De todas maneras, lo peor de todo fue que al principio no entendía nada de lo que se decía a bordo. Claro que se hablaba inglés, pero muchas de aquellas palabras no me resultaban nuevas, y el resto era jerga marinera. Yo, que a pesar de todo creía que tenía el pico de oro y que podía darle la vuelta a las palabras hasta que significaran todo lo contrario, yo, que incluso sabía hablar latín, me encontré fuera de juego como un idiota, con los ojos brillantes, pero ridículo. Recuerdo que un día dijo Morris, uno de los estables a bordo, que Robert Mayor, el joven primero de a bordo que acababa de llegar, había subido a bordo por la cuerda del ancla. Y yo, idiota de mí, me acerqué a Morris para preguntarle cómo era posible que hubiera subido por allí si no era una rata.
Morris y toda la tripulación se echaron a reír hasta no poder más.

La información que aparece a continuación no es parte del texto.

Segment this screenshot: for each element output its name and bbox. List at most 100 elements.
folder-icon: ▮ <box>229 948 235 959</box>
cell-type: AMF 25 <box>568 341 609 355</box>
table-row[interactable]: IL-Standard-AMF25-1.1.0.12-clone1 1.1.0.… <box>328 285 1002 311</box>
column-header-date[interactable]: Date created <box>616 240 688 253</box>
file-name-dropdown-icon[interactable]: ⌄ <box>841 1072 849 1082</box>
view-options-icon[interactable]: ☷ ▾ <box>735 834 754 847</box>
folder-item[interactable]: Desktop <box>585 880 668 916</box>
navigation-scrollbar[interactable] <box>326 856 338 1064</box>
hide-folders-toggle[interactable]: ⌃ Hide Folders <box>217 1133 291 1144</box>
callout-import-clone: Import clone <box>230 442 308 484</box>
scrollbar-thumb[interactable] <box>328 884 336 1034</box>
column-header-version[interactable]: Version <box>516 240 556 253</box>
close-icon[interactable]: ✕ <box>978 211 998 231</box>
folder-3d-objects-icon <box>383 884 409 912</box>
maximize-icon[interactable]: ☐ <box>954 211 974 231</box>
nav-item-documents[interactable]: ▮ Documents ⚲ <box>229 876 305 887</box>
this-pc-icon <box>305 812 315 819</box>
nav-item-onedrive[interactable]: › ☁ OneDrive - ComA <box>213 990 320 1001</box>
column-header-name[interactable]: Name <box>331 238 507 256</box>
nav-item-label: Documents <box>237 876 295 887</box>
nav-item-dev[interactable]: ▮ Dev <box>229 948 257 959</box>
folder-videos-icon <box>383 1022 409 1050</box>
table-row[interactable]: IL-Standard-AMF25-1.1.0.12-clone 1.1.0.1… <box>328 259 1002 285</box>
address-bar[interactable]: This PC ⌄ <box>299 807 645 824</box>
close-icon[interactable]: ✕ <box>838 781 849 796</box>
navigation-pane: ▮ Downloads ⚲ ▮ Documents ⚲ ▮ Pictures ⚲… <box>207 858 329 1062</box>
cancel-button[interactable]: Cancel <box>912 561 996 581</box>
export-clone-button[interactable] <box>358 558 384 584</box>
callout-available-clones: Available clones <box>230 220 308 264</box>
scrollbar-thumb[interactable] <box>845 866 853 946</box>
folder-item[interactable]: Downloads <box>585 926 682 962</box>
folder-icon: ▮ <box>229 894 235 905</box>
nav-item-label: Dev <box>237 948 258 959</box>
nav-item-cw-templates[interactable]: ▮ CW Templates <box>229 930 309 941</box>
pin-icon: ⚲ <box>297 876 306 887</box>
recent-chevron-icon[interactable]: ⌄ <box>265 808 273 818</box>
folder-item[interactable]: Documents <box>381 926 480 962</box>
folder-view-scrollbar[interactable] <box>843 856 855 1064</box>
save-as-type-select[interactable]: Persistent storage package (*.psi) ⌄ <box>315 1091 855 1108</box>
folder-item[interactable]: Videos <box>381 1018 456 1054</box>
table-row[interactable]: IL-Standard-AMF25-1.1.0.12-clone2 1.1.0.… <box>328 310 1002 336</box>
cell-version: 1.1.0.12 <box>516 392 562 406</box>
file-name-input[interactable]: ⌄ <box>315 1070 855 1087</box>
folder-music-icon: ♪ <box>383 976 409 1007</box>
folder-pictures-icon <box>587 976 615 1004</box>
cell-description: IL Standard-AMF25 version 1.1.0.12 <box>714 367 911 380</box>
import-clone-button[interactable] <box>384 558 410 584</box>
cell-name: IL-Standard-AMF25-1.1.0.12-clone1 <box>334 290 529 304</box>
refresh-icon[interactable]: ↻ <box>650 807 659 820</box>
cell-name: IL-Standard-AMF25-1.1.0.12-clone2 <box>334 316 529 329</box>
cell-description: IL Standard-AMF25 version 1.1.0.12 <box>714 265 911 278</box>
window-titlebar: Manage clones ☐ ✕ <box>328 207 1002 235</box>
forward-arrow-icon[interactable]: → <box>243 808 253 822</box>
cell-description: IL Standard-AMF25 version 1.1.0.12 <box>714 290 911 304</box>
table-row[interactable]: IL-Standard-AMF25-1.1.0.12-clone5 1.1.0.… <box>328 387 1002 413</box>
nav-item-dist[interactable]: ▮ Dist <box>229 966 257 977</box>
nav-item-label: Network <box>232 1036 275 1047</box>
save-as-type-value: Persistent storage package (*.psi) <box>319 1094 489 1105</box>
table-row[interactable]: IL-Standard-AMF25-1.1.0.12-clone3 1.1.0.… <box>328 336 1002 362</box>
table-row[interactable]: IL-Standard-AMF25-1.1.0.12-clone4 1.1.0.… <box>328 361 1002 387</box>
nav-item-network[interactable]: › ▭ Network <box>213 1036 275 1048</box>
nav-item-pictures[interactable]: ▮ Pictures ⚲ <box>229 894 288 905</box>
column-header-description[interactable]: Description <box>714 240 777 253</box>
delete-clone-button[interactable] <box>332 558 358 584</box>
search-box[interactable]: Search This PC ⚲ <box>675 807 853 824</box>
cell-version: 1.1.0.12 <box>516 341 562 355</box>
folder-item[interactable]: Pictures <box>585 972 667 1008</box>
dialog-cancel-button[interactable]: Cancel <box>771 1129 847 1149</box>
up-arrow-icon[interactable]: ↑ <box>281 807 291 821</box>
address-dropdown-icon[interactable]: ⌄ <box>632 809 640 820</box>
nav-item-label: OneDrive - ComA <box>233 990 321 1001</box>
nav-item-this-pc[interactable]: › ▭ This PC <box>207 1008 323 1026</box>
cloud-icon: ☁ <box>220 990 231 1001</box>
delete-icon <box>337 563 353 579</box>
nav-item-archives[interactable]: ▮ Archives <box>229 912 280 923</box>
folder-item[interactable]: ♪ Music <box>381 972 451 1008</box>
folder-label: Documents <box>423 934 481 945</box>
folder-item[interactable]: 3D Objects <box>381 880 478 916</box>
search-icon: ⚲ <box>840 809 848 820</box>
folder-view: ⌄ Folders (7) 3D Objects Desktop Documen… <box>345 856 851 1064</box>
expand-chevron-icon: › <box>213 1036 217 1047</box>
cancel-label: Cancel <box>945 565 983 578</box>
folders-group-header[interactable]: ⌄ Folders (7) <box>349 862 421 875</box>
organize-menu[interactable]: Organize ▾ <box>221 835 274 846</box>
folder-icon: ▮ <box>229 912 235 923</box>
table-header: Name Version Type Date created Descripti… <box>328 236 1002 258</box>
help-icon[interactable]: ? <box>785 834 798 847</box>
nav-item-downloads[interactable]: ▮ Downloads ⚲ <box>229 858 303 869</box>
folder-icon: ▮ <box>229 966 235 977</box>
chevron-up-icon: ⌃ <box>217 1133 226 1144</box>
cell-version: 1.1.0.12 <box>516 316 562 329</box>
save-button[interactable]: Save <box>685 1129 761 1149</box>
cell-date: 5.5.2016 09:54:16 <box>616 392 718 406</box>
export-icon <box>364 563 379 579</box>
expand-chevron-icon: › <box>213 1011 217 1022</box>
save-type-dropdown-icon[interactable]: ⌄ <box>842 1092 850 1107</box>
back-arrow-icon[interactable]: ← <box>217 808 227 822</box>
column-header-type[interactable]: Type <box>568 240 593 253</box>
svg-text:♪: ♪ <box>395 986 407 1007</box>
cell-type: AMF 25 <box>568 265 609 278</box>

Y el ánimo, que normalmente y en honor a la verdad escaseaba bastante a bordo, se desbordó gracias a mí, cuando oí decir en Chesapeake que el carpintero, Cuthbert, se había tragado el ancla.
– Desde luego, Cuthbert tiene una bocaza enorme -comenté-, pero no sabía que fuera tan grande como para tragarse el garfio del esquife.

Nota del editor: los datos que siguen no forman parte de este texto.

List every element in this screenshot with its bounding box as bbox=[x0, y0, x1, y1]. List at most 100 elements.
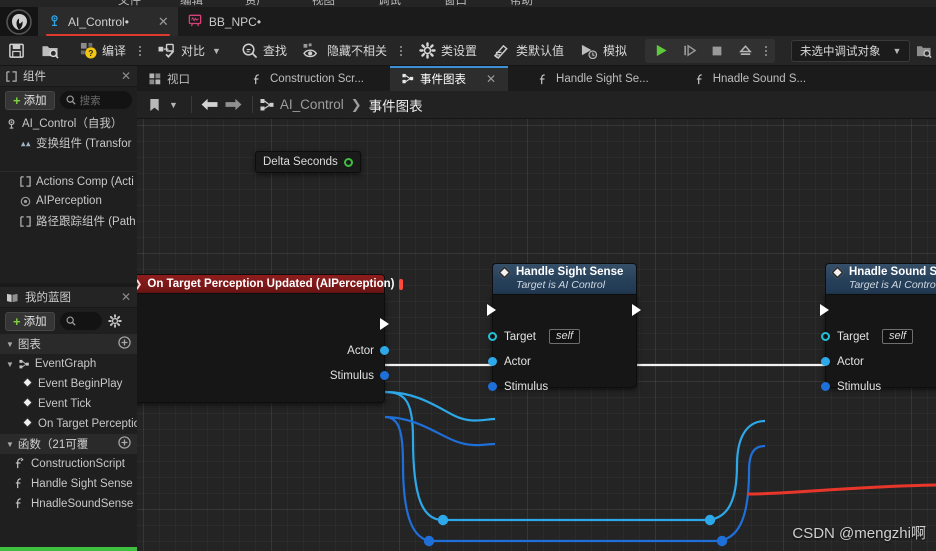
add-graph-button[interactable] bbox=[118, 336, 131, 352]
arrow-right-icon bbox=[225, 98, 242, 111]
my-blueprint-panel-title: 我的蓝图 bbox=[25, 292, 71, 304]
input-pin-stimulus[interactable]: Stimulus bbox=[821, 374, 881, 399]
graph-row-eventgraph[interactable]: ▼ EventGraph bbox=[0, 354, 137, 374]
panel-resize-handle[interactable] bbox=[0, 547, 137, 551]
input-pin-target[interactable]: Target self bbox=[488, 324, 581, 349]
functions-section-header[interactable]: ▼ 函数（21可覆 bbox=[0, 434, 137, 454]
unreal-logo-icon[interactable] bbox=[0, 7, 38, 36]
debug-breakpoint-box-icon[interactable] bbox=[399, 278, 404, 290]
close-icon[interactable]: ✕ bbox=[486, 72, 496, 86]
tab-hnadle-sound-sense[interactable]: Hnadle Sound S... bbox=[683, 66, 818, 91]
menu-item-help[interactable]: 帮助 bbox=[510, 0, 533, 7]
component-row-actions-comp[interactable]: Actions Comp (Acti bbox=[0, 171, 137, 191]
tab-construction-script[interactable]: Construction Scr... bbox=[240, 66, 376, 91]
target-self-value[interactable]: self bbox=[881, 329, 914, 344]
exec-input-pin[interactable] bbox=[487, 304, 496, 316]
menu-item-edit[interactable]: 编辑 bbox=[180, 0, 203, 7]
node-handle-sight-sense[interactable]: Handle Sight Sense Target is AI Control … bbox=[487, 263, 641, 393]
graph-row-event-tick[interactable]: Event Tick bbox=[0, 394, 137, 414]
output-pin-actor[interactable]: Actor bbox=[347, 338, 389, 363]
add-blueprint-item-button[interactable]: + 添加 bbox=[5, 311, 55, 331]
asset-tab-ai-control[interactable]: AI_Control• ✕ bbox=[38, 7, 178, 36]
close-icon[interactable]: ✕ bbox=[121, 290, 131, 304]
input-pin-actor[interactable]: Actor bbox=[821, 349, 864, 374]
menu-item-window[interactable]: 窗口 bbox=[444, 0, 467, 7]
step-button[interactable] bbox=[676, 40, 702, 62]
event-chevron-icon: ❯ bbox=[137, 279, 142, 290]
my-blueprint-settings-button[interactable] bbox=[107, 314, 123, 328]
simulate-button[interactable]: 模拟 bbox=[572, 36, 635, 66]
class-settings-button[interactable]: 类设置 bbox=[411, 36, 485, 66]
eventgraph-icon bbox=[19, 359, 29, 368]
save-button[interactable] bbox=[0, 36, 33, 66]
node-header: Hnadle Sound Sen Target is AI Contro bbox=[825, 263, 936, 294]
target-self-value[interactable]: self bbox=[548, 329, 581, 344]
play-options-button[interactable] bbox=[760, 45, 772, 56]
browse-button[interactable] bbox=[33, 36, 68, 66]
plus-icon: + bbox=[13, 92, 21, 108]
node-hnadle-sound-sense[interactable]: Hnadle Sound Sen Target is AI Contro Tar… bbox=[820, 263, 936, 393]
class-defaults-button[interactable]: 类默认值 bbox=[485, 36, 572, 66]
compile-button[interactable]: ? 编译 bbox=[72, 36, 134, 66]
play-button[interactable] bbox=[648, 40, 674, 62]
exec-output-pin[interactable] bbox=[632, 304, 641, 316]
bookmark-button[interactable] bbox=[143, 94, 165, 116]
menu-item-view[interactable]: 视图 bbox=[312, 0, 335, 7]
node-on-target-perception-updated[interactable]: ❯ On Target Perception Updated (AIPercep… bbox=[137, 274, 404, 403]
chevron-down-icon[interactable]: ▼ bbox=[212, 46, 221, 56]
diff-button[interactable]: 对比 ▼ bbox=[150, 36, 229, 66]
menu-item-asset[interactable]: 资产 bbox=[245, 0, 268, 7]
hide-unrelated-options-button[interactable] bbox=[395, 45, 407, 56]
function-row-hnadlesoundsense[interactable]: HnadleSoundSense bbox=[0, 494, 137, 514]
tab-viewport[interactable]: 视口 bbox=[137, 66, 202, 91]
component-row-transform[interactable]: 变换组件 (Transfor bbox=[0, 133, 137, 153]
function-icon bbox=[696, 73, 702, 84]
component-row-aiperception[interactable]: AIPerception bbox=[0, 191, 137, 211]
delta-seconds-output-pin-icon[interactable] bbox=[343, 157, 353, 167]
function-row-constructionscript[interactable]: ConstructionScript bbox=[0, 454, 137, 474]
pin-label: Actor bbox=[504, 355, 531, 368]
graphs-section-header[interactable]: ▼ 图表 bbox=[0, 334, 137, 354]
exec-input-pin[interactable] bbox=[820, 304, 829, 316]
compile-options-button[interactable] bbox=[134, 45, 146, 56]
input-pin-actor[interactable]: Actor bbox=[488, 349, 531, 374]
debug-object-select[interactable]: 未选中调试对象 ▼ bbox=[791, 39, 911, 62]
navigate-forward-button[interactable] bbox=[223, 94, 245, 116]
pin-label: Stimulus bbox=[837, 380, 882, 393]
add-function-button[interactable] bbox=[118, 436, 131, 452]
component-label: AIPerception bbox=[36, 195, 102, 207]
input-pin-stimulus[interactable]: Stimulus bbox=[488, 374, 548, 399]
find-button[interactable]: 查找 bbox=[233, 36, 295, 66]
tab-handle-sight-sense[interactable]: Handle Sight Se... bbox=[526, 66, 661, 91]
function-icon bbox=[14, 497, 26, 512]
eject-button[interactable] bbox=[732, 40, 758, 62]
tab-event-graph[interactable]: 事件图表 ✕ bbox=[389, 66, 509, 91]
menu-item-debug[interactable]: 调试 bbox=[378, 0, 401, 7]
input-pin-target[interactable]: Target self bbox=[821, 324, 914, 349]
function-row-handle-sight-sense[interactable]: Handle Sight Sense bbox=[0, 474, 137, 494]
add-component-button[interactable]: + 添加 bbox=[5, 90, 55, 110]
graph-row-on-target-perception[interactable]: On Target Perceptio bbox=[0, 414, 137, 434]
debug-browse-button[interactable] bbox=[910, 36, 936, 66]
blueprint-canvas[interactable]: Delta Seconds ❯ On Target Perception Upd… bbox=[137, 119, 936, 551]
event-tick-delta-seconds-pin[interactable]: Delta Seconds bbox=[255, 151, 361, 173]
component-row-path-follow[interactable]: 路径跟踪组件 (Path bbox=[0, 211, 137, 231]
menu-item-file[interactable]: 文件 bbox=[118, 0, 141, 7]
close-icon[interactable]: ✕ bbox=[121, 69, 131, 83]
debug-object-value: 未选中调试对象 bbox=[800, 45, 881, 58]
breadcrumb-root[interactable]: AI_Control bbox=[280, 97, 344, 112]
hide-unrelated-button[interactable]: 隐藏不相关 bbox=[295, 36, 395, 66]
output-pin-stimulus[interactable]: Stimulus bbox=[330, 363, 389, 388]
stop-button[interactable] bbox=[704, 40, 730, 62]
graph-tab-label: Handle Sight Se... bbox=[556, 72, 649, 85]
graph-row-event-beginplay[interactable]: Event BeginPlay bbox=[0, 374, 137, 394]
navigate-back-button[interactable] bbox=[199, 94, 221, 116]
close-icon[interactable]: ✕ bbox=[158, 15, 169, 28]
exec-output-pin[interactable] bbox=[380, 318, 389, 330]
my-blueprint-search-input[interactable] bbox=[59, 312, 102, 330]
component-row-ai-control[interactable]: AI_Control（自我） bbox=[0, 113, 137, 133]
components-search-input[interactable]: 搜索 bbox=[59, 91, 132, 109]
gear-icon bbox=[107, 314, 122, 328]
chevron-down-icon[interactable]: ▼ bbox=[169, 100, 178, 110]
asset-tab-bb-npc[interactable]: BB_NPC• bbox=[178, 7, 270, 36]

Y en ésas estábamos. Pero poco a poco aprendí las palabras. Porque descubrí rápidamente que en el barco había un idioma claro y conciso, y que los lobos de mar de la Armada tenían otro, que eran canciones, mentiras y parloteo. Me aceptaron y después me apreciaron porque pasado sólo un año ya podía contar relatos como cualquier otro, incluso mejor. Como casi todo el mundo me aceptaba, nadie se cuestionaba si eran verdad o mentira. Una buena historia era lo principal, y por tanto no es de extrañar que me respetaran. Y quizá se debiera también a eso, quiero decir al respeto, por lo que soportaba cumplir las órdenes que se daban en cubierta. Nunca recurrí al ron para olvidar que era marinero y no un hombre, ni vivo ni muerto. Y durante mucho tiempo, hasta que tuve más experiencia, oía el eco de la amenaza del capitán Wilkinson en mi turbio interior: que la obediencia era una forma de salvar el pellejo, la única y la mejor.